MiniMax shares rose 7.02% in Hong Kong trading Monday, with HKD44.89 million in short selling representing 2.118% of turnover. Bank of America initiated coverage of the stock with a Buy rating and a HKD500 price target, while JP Morgan downgraded the shares to Neutral, reflecting mixed analyst sentiment after the stock's rally this year. Beyond Token Pay, MiniMax plans to integrate with Alipay's full suite of AI payment products, upgrading token service capabilities for both developers and individual users.
The M3 model competes with offerings from domestic rivals including Baidu's Ernie and Alibaba's Tongyi Qianwen, as well as global models from OpenAI's GPT-4o and Anthropic's Claude. By embedding directly into Alipay's payment infrastructure, MiniMax gains a distribution advantage: developers building on the Alipay platform can now access M3's capabilities without managing separate billing or API keys, lowering the barrier to AI adoption for China's merchants. The integration also positions Alipay as a leader in AI payment infrastructure, potentially setting a template for how other Chinese tech companies structure AI service monetization.
The MaaS market in China is still nascent but growing rapidly as enterprises seek flexible AI access without upfront infrastructure investment.
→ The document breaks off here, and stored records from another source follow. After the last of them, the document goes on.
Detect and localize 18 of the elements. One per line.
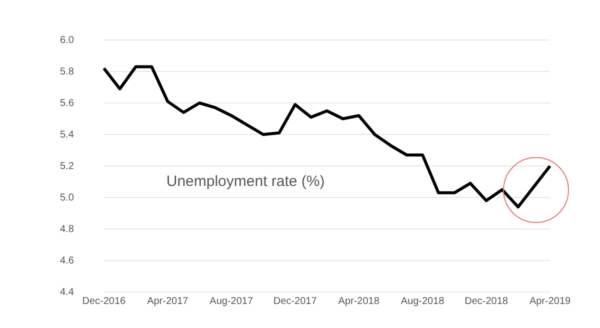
y-tick-label: 5.2 <box>60 160 74 172</box>
y-tick-label: 5.6 <box>60 98 74 109</box>
x-tick-label: Apr-2018 <box>338 296 380 307</box>
annotation: Unemployment rate (%) <box>166 172 325 190</box>
x-tick-label: Dec-2016 <box>82 296 126 307</box>
y-tick-label: 4.6 <box>60 255 74 266</box>
x-tick-label: Aug-2017 <box>210 296 254 307</box>
y-tick-label: 5.4 <box>60 129 74 140</box>
y-tick-label: 6.0 <box>60 34 74 46</box>
x-tick-label: Dec-2017 <box>273 296 318 307</box>
x-tick-label: Dec-2018 <box>464 296 508 307</box>
x-tick-label: Aug-2018 <box>400 296 445 307</box>
x-tick-label: Apr-2017 <box>147 296 189 307</box>
y-tick-label: 5.0 <box>60 192 74 204</box>
x-tick-label: Apr-2019 <box>529 296 572 307</box>
y-tick-label: 4.8 <box>60 224 74 235</box>
y-tick-label: 5.8 <box>60 66 74 78</box>
y-tick-label: 4.4 <box>60 286 74 298</box>
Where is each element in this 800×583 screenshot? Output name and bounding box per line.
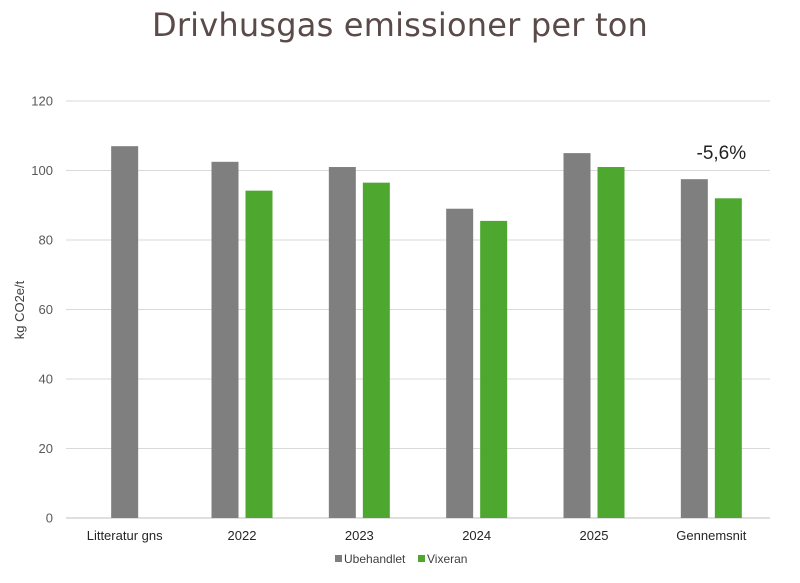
bar-ubehandlet-2022 xyxy=(211,161,239,518)
x-tick-label: 2023 xyxy=(345,528,374,543)
y-tick-label: 100 xyxy=(31,163,53,178)
bar-ubehandlet-2023 xyxy=(328,167,356,518)
legend-label: Vixeran xyxy=(427,552,467,566)
y-tick-label: 120 xyxy=(31,94,53,109)
x-axis-ticks: Litteratur gns 2022 2023 2024 2025 Gennemsnit xyxy=(87,528,747,543)
y-tick-label: 40 xyxy=(39,372,53,387)
y-tick-label: 80 xyxy=(39,233,53,248)
bar-vixeran-2024 xyxy=(480,220,508,518)
bar-ubehandlet-gennemsnit xyxy=(680,179,708,518)
bar-vixeran-2025 xyxy=(597,167,625,518)
legend-swatch xyxy=(418,555,425,562)
y-tick-label: 60 xyxy=(39,302,53,317)
chart-title: Drivhusgas emissioner per ton xyxy=(151,6,649,44)
x-tick-label: 2025 xyxy=(580,528,609,543)
bar-vixeran-gennemsnit xyxy=(714,198,742,519)
annotation-label: -5,6% xyxy=(697,143,747,164)
x-tick-label: Litteratur gns xyxy=(87,528,163,543)
gridlines xyxy=(66,100,770,519)
bar-vixeran-2022 xyxy=(245,190,273,518)
y-axis-ticks: 0 20 40 60 80 100 120 xyxy=(31,94,53,526)
bar-vixeran-2023 xyxy=(362,182,390,518)
legend: Ubehandlet Vixeran xyxy=(335,552,467,566)
x-tick-label: 2022 xyxy=(228,528,257,543)
y-tick-label: 0 xyxy=(46,511,53,526)
bars xyxy=(111,146,742,519)
x-tick-label: Gennemsnit xyxy=(676,528,746,543)
bar-ubehandlet-2024 xyxy=(446,208,474,518)
bar-ubehandlet-litteratur-gns xyxy=(111,146,139,519)
y-tick-label: 20 xyxy=(39,441,53,456)
y-axis-label: kg CO2e/t xyxy=(12,280,27,339)
legend-swatch xyxy=(335,555,342,562)
legend-label: Ubehandlet xyxy=(344,552,406,566)
bar-ubehandlet-2025 xyxy=(563,153,591,518)
x-tick-label: 2024 xyxy=(462,528,491,543)
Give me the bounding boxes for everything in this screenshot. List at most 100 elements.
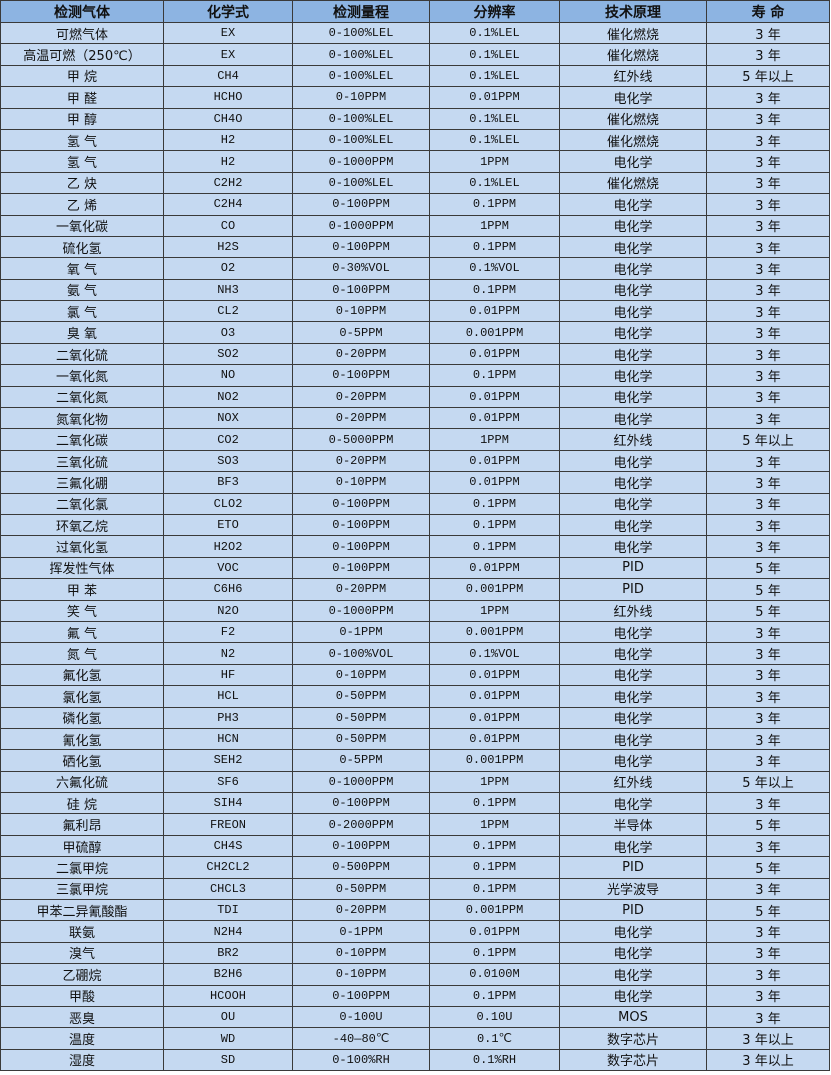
cell-range: 0-1000PPM: [292, 599, 430, 622]
table-row: 硅 烷 SIH4 0-100PPM 0.1PPM 电化学 3 年: [0, 792, 830, 815]
table-row: 三氧化硫 SO3 0-20PPM 0.01PPM 电化学 3 年: [0, 449, 830, 473]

MiniMax's partnership with Alipay addresses a key friction point in that market — payment integration — by allowing developers to pay per token through an existing Alipay relationship rather than setting up new procurement channels. For Alipay, the move extends its role beyond consumer payments into enterprise AI services, a market that global peers such as Stripe and PayPal have also begun targeting through AI-focused payment products.
The deal gives MiniMax a direct revenue channel through Alipay's platform, which serves more than 1 billion users and tens of millions of merchants. MiniMax, which listed in Hong Kong this year alongside peers such as Biren Tech and Knowledge Atlas, is among a wave of Chinese AI startups racing to convert model capabilities into recurring revenue. At a time when investors are scrutinizing AI companies for clear monetization paths, the Alipay partnership provides a tangible commercial proof point that could support the stock's valuation.
This article is for informational purposes only and does not constitute investment advice.